Before they knew it, the road had entered the mountains, which were plain and ordinary in shape and devoid of vegetation apart from withered grasses and vitex vines in the crevices of the gray rocks. Over the course of hundreds of millions of years, the mountains, weary of standing, had lain down, sunken into flatness amid time and sunlight, and turned anyone walking among them just as indolent. “The mountains here are like old villagers basking in the sun,” she said, but they hadn’t seen any of those old men in the villages they passed through; none more at ease than the mountains. More than once their car had been stopped by a flock of sheep crossing the road. Beside the road there at last appeared the kind of villages they had imagined, with cave houses and persimmon and walnut trees and stone-tiled low buildings, roofs piled high with stripped corn cob. Even the dogs were larger and more fierce.

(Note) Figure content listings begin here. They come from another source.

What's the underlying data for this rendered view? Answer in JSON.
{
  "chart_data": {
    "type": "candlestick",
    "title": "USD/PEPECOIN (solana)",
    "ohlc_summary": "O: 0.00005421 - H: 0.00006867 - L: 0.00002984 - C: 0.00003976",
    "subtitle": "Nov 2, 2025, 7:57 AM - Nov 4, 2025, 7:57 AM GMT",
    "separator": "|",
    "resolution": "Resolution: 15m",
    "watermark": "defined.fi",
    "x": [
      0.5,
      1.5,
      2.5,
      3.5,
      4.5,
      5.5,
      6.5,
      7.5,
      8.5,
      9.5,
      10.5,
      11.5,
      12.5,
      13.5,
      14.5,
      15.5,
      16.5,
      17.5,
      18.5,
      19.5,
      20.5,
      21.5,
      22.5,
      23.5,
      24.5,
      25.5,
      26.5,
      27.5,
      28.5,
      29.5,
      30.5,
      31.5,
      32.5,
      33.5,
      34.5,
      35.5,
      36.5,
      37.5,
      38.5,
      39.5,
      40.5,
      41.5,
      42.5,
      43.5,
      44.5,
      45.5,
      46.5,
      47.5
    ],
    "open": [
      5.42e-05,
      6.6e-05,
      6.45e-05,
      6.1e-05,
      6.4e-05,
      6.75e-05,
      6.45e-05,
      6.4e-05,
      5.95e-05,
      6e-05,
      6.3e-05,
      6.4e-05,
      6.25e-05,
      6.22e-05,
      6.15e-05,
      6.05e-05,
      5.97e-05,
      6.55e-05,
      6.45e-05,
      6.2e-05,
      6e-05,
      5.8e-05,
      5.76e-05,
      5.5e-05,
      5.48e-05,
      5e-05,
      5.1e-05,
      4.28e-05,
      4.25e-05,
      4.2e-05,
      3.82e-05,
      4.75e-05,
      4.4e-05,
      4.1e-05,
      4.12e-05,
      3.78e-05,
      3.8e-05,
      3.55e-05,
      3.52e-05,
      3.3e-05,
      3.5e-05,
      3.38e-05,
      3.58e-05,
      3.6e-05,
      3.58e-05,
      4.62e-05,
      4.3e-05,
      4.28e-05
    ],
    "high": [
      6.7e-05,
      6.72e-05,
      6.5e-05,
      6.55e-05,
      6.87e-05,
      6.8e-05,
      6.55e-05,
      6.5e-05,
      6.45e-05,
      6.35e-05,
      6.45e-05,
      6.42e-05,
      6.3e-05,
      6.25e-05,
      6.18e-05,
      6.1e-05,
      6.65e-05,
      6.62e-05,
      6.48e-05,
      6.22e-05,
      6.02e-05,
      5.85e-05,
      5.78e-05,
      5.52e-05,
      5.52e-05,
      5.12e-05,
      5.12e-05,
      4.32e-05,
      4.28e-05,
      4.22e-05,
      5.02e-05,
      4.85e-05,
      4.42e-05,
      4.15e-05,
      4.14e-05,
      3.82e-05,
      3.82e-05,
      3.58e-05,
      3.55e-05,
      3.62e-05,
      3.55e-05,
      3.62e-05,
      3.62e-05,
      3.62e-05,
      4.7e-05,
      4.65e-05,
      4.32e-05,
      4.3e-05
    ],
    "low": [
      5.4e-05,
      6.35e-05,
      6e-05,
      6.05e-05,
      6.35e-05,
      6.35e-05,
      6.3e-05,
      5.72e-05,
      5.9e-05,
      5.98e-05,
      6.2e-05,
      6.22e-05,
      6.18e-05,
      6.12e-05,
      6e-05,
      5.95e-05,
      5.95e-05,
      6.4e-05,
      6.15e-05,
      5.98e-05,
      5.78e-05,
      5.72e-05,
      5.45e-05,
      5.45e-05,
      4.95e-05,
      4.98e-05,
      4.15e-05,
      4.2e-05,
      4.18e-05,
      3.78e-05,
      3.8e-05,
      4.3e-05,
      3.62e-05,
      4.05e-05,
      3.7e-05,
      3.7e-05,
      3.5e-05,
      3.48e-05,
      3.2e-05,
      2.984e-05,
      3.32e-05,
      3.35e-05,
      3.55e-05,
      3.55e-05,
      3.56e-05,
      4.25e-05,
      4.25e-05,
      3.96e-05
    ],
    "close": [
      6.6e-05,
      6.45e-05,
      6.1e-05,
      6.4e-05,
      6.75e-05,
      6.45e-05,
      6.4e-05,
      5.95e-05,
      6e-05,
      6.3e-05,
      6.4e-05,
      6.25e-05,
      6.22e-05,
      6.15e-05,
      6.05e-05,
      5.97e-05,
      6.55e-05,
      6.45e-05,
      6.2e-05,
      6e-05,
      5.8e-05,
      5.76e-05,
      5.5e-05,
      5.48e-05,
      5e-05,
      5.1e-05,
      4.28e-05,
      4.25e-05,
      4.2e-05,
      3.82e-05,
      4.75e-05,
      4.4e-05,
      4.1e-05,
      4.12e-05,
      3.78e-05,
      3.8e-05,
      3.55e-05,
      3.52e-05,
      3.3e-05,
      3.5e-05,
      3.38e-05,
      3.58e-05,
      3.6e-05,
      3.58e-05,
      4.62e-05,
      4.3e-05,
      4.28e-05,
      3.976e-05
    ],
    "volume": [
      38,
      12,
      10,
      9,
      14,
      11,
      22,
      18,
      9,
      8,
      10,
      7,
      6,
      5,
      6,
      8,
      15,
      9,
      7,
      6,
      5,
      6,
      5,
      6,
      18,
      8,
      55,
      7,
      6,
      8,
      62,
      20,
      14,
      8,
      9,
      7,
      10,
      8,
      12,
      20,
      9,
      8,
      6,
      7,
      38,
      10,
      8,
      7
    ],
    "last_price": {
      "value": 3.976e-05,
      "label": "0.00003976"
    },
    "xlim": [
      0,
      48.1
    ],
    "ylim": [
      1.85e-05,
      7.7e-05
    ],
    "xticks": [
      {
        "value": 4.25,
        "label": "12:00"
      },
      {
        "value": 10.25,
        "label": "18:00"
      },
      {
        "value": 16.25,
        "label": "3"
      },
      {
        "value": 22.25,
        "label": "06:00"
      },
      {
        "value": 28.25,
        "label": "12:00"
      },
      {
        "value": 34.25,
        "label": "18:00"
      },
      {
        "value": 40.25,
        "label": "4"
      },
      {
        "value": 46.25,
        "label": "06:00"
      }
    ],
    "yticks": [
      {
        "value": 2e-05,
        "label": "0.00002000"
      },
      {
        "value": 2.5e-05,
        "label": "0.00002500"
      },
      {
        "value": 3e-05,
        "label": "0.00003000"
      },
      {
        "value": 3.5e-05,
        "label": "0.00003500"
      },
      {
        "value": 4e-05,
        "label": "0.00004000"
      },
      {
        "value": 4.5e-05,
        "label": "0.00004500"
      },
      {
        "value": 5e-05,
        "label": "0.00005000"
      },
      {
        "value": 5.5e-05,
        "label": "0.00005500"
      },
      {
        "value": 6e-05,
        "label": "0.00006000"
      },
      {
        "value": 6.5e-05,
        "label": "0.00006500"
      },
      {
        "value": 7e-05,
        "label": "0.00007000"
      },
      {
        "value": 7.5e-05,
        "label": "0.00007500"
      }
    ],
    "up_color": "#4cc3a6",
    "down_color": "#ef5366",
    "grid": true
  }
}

They started and stopped as they went through the mountains, and before they knew it the entire afternoon was spent. The sun was setting, and the road had entered the shadows long ago. He drove along a dirt road pitted with potholes up onto a high ridge where the sun still shone, and they decided that this would be the terminus of their journey: They would watch the sun set and then head back. Her long hair blew in the light evening breeze, seemingly striving to seize hold of the last golden rays.
They had only just turned onto the highway when the car broke down. The rear axle had broken, meaning they had to call for help. A while later he was able to learn the name of the place from the driver of a small passing truck. He was comforted by the fact that his phone had a signal. When he gave his location to the person at the repair station, he was informed that the repair truck would take at least four or five hours to get there.